I've run into some mysterious behavior with the Go scheduler, and I'm very curious about what's going on. The gist is that runtime.Gosched()
doesn't work as expected in Linux unless it is preceded by a log.Printf()
call, but it works as expected in both cases on OS X. Here's a minimal setup that reproduces the behavior:
The main goroutine sleeps for 1000 periods of 1ms, and after each sleep pushes a dummy message onto another goroutine via a channel. The second goroutine listens for new messages, and every time it gets one it does 10ms of work. So without any runtime.Gosched()
calls, the program will take 10 seconds to run.
When I add periodic runtime.Gosched()
calls in the second goroutine, as expected the program runtime shrinks down to 1 second on my Mac. However, when I try running the same program on Ubuntu, it still takes 10 seconds. I made sure to set runtime.GOMAXPROCS(1)
in both cases.
Here's where it gets really strange: if I just add a logging statement before the the runtime.Gosched()
calls, then suddenly the program runs in the expected 1 second on Ubuntu as well.
package main
import (
"time"
"log"
"runtime"
)
func doWork(c chan int) {
for {
<-c
// This outer loop will take ~10ms.
for j := 0; j < 100 ; j++ {
// The following block of CPU work takes ~100 microseconds
for i := 0; i < 300000; i++ {
_ = i * 17
}
// Somehow this print statement saves the day in Ubuntu
log.Printf("donkey")
runtime.Gosched()
}
}
}
func main() {
runtime.GOMAXPROCS(1)
c := make(chan int, 1000)
go doWork(c)
start := time.Now().UnixNano()
for i := 0; i < 1000; i++ {
time.Sleep(1 * time.Millisecond)
// Queue up 10ms of work in the other goroutine, which will backlog
// this goroutine without runtime.Gosched() calls.
c <- 0
}
// Whole program should take about 1 second to run if the Gosched() calls
// work, otherwise 10 seconds.
log.Printf("Finished in %f seconds.", float64(time.Now().UnixNano() - start) / 1e9)
}
Additional details: I'm running go1.10 darwin/amd64, and compiling the linux binary with
env GOOS=linux GOARCH=amd64 go build ...
I've tried a few simple variants:
- Just making a log.Printf() call, without the Gosched()
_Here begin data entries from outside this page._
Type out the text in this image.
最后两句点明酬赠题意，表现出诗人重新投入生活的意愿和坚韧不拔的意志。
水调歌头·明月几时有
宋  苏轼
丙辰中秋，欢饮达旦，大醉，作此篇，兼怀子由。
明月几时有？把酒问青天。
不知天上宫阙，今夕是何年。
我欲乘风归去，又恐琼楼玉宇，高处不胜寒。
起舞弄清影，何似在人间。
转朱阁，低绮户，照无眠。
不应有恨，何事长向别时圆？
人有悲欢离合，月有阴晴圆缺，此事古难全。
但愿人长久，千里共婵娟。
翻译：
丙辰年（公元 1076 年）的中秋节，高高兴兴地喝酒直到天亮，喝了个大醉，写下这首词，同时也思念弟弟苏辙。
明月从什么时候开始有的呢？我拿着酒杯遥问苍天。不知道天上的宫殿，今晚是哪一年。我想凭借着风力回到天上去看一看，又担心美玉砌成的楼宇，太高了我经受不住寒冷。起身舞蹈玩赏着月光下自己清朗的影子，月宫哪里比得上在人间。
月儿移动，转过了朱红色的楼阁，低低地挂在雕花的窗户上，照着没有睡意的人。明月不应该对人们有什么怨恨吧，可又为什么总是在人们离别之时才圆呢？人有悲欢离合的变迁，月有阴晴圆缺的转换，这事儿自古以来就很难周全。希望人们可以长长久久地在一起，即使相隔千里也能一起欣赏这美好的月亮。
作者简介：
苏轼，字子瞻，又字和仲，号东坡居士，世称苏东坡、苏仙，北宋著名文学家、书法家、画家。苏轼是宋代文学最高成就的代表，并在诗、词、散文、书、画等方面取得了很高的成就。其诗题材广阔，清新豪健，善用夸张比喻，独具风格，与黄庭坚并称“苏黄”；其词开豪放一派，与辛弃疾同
- Making two calls to Gosched()
- Keeping the Gosched() call but replacing the log.Printf() call to a dummy function call
All of these are ~10x slower than calling log.Printf() and then Gosched().
Any insights would be appreciated! This example is of course very artificial, but the issue came up while writing a websocket broadcast server which led to significantly degraded performance.
EDIT: I got rid of the extraneous bits in my example to make things more transparent. I've discovered that without the print statement, the runtime.Gosched()
calls are still getting run, it's just that they seem to be delayed by a fixed 5ms, leading to a total runtime of almost exactly 5seconds in the example below, when the program should finish instantaneously (and does on my Mac, or on Ubuntu with the print statement).
package main
import (
"log"
"runtime"
"time"
)
func doWork() {
for {
// This print call makes the code run 20x faster
log.Printf("donkey")
// Without this line, the program never terminates (as expected). With this line
// and the print call above it, the program takes <300ms as expected, dominated by
// the sleep calls in the main goroutine. But without the print statement, it
// takes almost exactly 5 seconds.
runtime.Gosched()
}
}
func main() {
runtime.GOMAXPROCS(1)
go doWork()
start := time.Now().UnixNano()
for i := 0; i < 1000; i++ {
time.Sleep(10 * time.Microsecond)
runtime.Gosched()
}
log.Printf("Finished in %f seconds.", float64(time.Now().UnixNano() - start) / 1e9)
}